KWP:  No, I don’t, but I think friendship tends to be overrated.  I once had a couple of friends here, but I had to greatly lower my standards to accommodate them.  One was Australian and the other was English.  They were both hopeless drunks who spent all their time trying to pick up.  It was embarrassing when we ordered at the izakaya because they’d both be trying to chat up the waitresses.  They were complete clowns but they would simply lie their way into women’s panties.  One would always say he was a film producer while the other would say he was an importer.  They both had a lot of success using that strategy.  I’ve always been too honorable to do that sort of thing.  Where are those guys now?  I think they both live with their parents back in their hometowns.

Roxy Nithercott:  I’ve heard that many ALTs are just perverts who like being around teenage girls in cute uniforms.  Are you one of those types?

KWP:  Unbelievable!  Would you ask a doctor or a pilot a similar question?  

Tiffany Rummage:  Do you go onto the roof at lunchtime in the hope that you’ll be able to see two teenagers making out?

KWP:  Oh, for God’s sake!  I am a professional, and I’m here to answer questions about career development and living in Japan.  Some of these questions seem to have been written by fourteen year old boys taking a break from beating off.  

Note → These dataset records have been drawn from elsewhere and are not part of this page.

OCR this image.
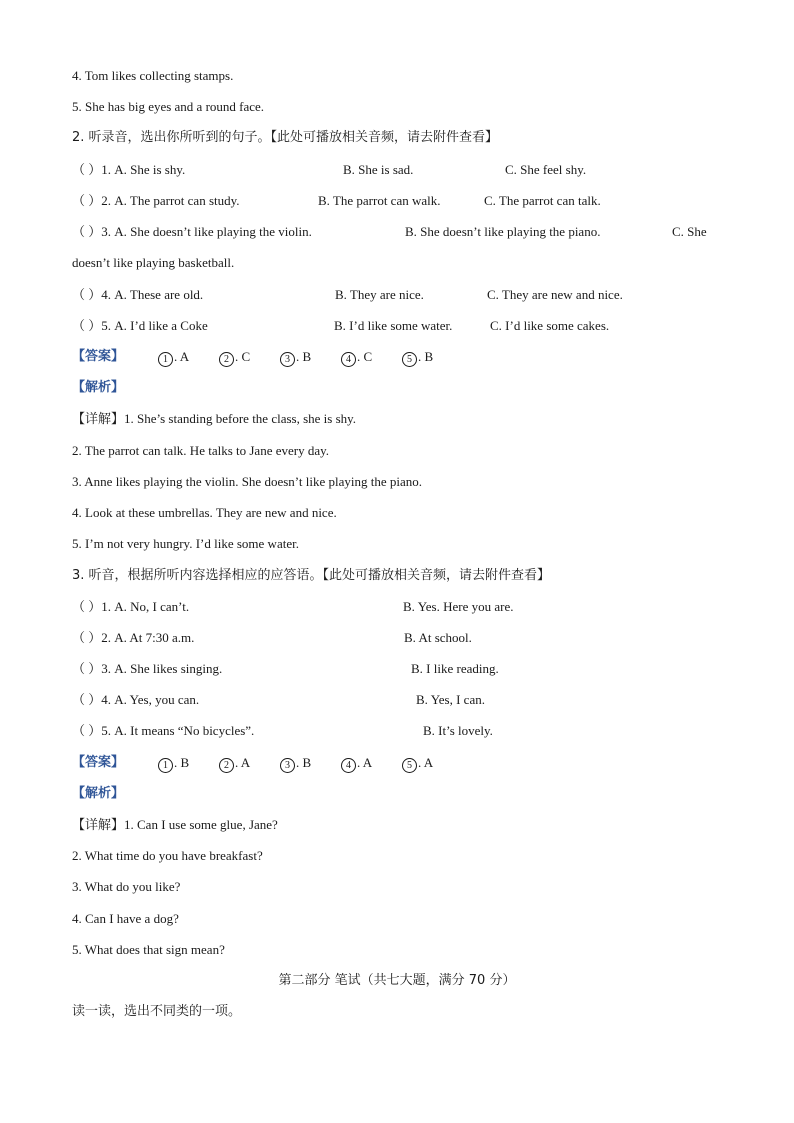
4. Tom likes collecting stamps.
5. She has big eyes and a round face.
2. 听录音，选出你所听到的句子。【此处可播放相关音频，请去附件查看】
（ ）1. A. She is shy.	B. She is sad.	C. She feel shy.
（ ）2. A. The parrot can study.	B. The parrot can walk.	C. The parrot can talk.
（ ）3. A. She doesn’t like playing the violin.	B. She doesn’t like playing the piano.	C. She
doesn’t like playing basketball.
（ ）4. A. These are old.	B. They are nice.	C. They are new and nice.
（ ）5. A. I’d like a Coke	B. I’d like some water.	C. I’d like some cakes.
【答案】	1 . A	2 . C	3 . B	4 . C	5 . B
【解析】
【详解】1. She’s standing before the class, she is shy.
2. The parrot can talk. He talks to Jane every day.
3. Anne likes playing the violin. She doesn’t like playing the piano.
4. Look at these umbrellas. They are new and nice.
5. I’m not very hungry. I’d like some water.
3. 听音，根据所听内容选择相应的应答语。【此处可播放相关音频，请去附件查看】
（ ）1. A. No, I can’t.	B. Yes. Here you are.
（ ）2. A. At 7:30 a.m.	B. At school.
（ ）3. A. She likes singing.	B. I like reading.
（ ）4. A. Yes, you can.	B. Yes, I can.
（ ）5. A. It means “No bicycles”.	B. It’s lovely.
【答案】	1 . B	2 . A	3 . B	4 . A	5 . A
【解析】
【详解】1. Can I use some glue, Jane?
2. What time do you have breakfast?
3. What do you like?
4. Can I have a dog?
5. What does that sign mean?
第二部分 笔试（共七大题，满分 70 分）
读一读，选出不同类的一项。
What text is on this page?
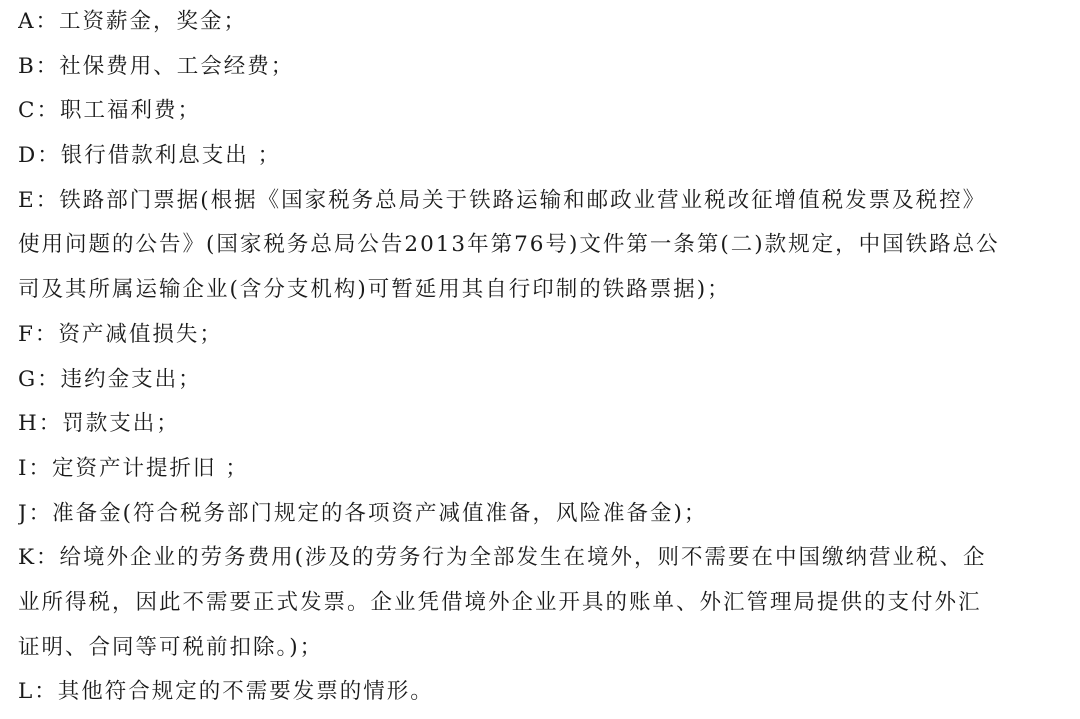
A：工资薪金，奖金；
B：社保费用、工会经费；
C：职工福利费；
D：银行借款利息支出 ；
E：铁路部门票据(根据《国家税务总局关于铁路运输和邮政业营业税改征增值税发票及税控》
使用问题的公告》(国家税务总局公告2013年第76号)文件第一条第(二)款规定，中国铁路总公
司及其所属运输企业(含分支机构)可暂延用其自行印制的铁路票据)；
F：资产减值损失；
G：违约金支出；
H：罚款支出；
I：定资产计提折旧 ；
J：准备金(符合税务部门规定的各项资产减值准备，风险准备金)；
K：给境外企业的劳务费用(涉及的劳务行为全部发生在境外，则不需要在中国缴纳营业税、企
业所得税，因此不需要正式发票。企业凭借境外企业开具的账单、外汇管理局提供的支付外汇
证明、合同等可税前扣除。)；
L：其他符合规定的不需要发票的情形。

Audrey Hepburn and the perfectly packed suitcase.

Dominique Raynott:  What kind of experience is necessary to become a good language teacher?

KWP:  To me, experience is a small suitcase like the one that Audrey Hepburn carried with her in “Paris when it sizzles”.  What’s in that little suitcase?  Everything.  Your childhood is in there.  Your family is in there.  Students don’t want to find out about those things, but they want to soak up your wisdom and techniques that have come from the contents of that little suitcase.  To come back to your question, all kinds of life experience is necessary to become the best teacher you can be.  Go to South Sudan and live in a refugee camp for a few months.  Live in a Kibbutz and fall in love with a man who’s older than your dad.  Hitch-hike from one end of Mexico to the other, and then hitch-hike back again.  Don’t forget to pack these experiences into that little suitcase of yours.

And that’s where we’ll end this Q&A session.  Thanks to all of you for your well-considered questions.